People with red hair know only too well that the genes that code for their glorious locks come bundled with others that bring higher than normal sun sensitivity – placing them at greater risk of skin cancer.
Research published in the journal Cell Reports reveals a potentially novel form of protection against ultra-violet radiation induced cancer: a class of molecules that can create an artificial tan.
A team led by David Fisher of the Massachusetts General Hospital in the US has designed molecules capable of suppressing a type of enzyme known as Salt Inducible Kinase in skin cells, triggering a boost to pigment-producing genes.
The molecules are applied topically, once fully developed, rather like a sunscreen. Increased pigmentation production then darkens the treated skin, making it more resistant to the damaging effects of ultra-violet radiation.
And just like a tan, the darkening fades after a few days, as the body routinely sheds its outer skin cells.
So far the molecules have been tested on human skin, cultured in a petri dish, and genetically engineered red-haired mice – which, the study reports, turned almost jet black after a hefty dose.
However, Fisher cautions that his tanning molecules – developed in collaboration with Nathanael Gray of the Dana-Farber Cancer Institute in Boston, US – are still a long way from coming to market.
“Human skin is a very good barrier and is a formidable penetration challenge,” he says.
And he should know: he’s hardly a newcomer to the quest for ultra-violet protective pigmentation-inducing topical treatments.
In 2006 he was part of a team that developed a compound from forskolin – a substance derived from the root of a member of the mint family – and demonstrated that it induced skin-darkening in mice.
The animal tests were promising, but the compound did not work for humans. This is mainly because our species has evolved to be almost hairless, and has developed super-tough, comparatively impermeable skin as a result. The forskolin molecules were simply too large to penetrate cell walls.
(Forskolin, by the way, has lately developed into a firm favourite of the natural health industry, claimed as beneficial in range of areas, from weight loss to asthma to heart disease. The substance is a research target for many serious scientists but so far there is little evidence to support the claims made for it.)

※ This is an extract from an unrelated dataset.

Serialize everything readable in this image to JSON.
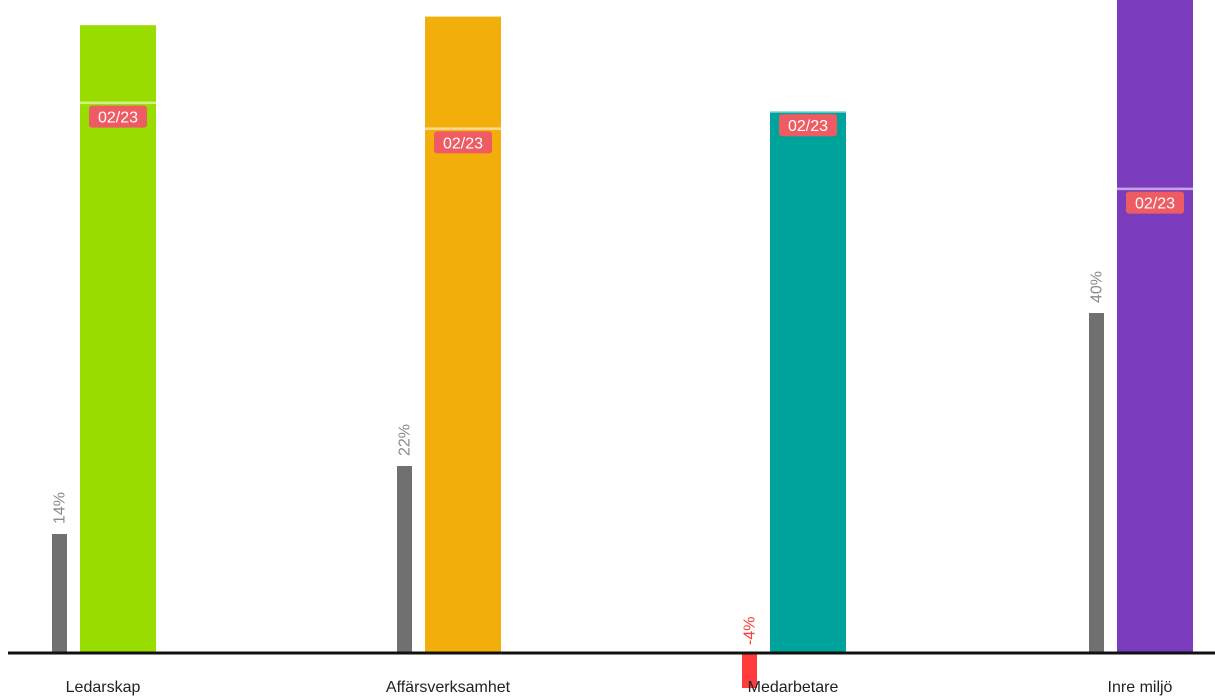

The new class of molecules developed by Fisher and Gray are small enough to enter human skin cells, and also have a strong ability to pass through fats – something else forskolin molecules had trouble with.
Testing the molecules on human breast skin maintained in Petri dishes, the team found the effects were robust, and correlated precisely with dosage: larger amounts produced more pigmentation on a predictable scale.
Fisher hopes the work will lead to more effective skin cancer protection for every one – but especially redheads, who are at substantially higher risk.
“We believe the potential importance of this work is towards a novel strategy for skin cancer prevention,” he says.
“Skin is the most common organ in our bodies to be afflicted with cancer, and the majority of cases are thought to be associated with UV radiation. But we’ve found that the picture is more complicated, that red-blonde pigments are also more intrinsically carcinogenic.”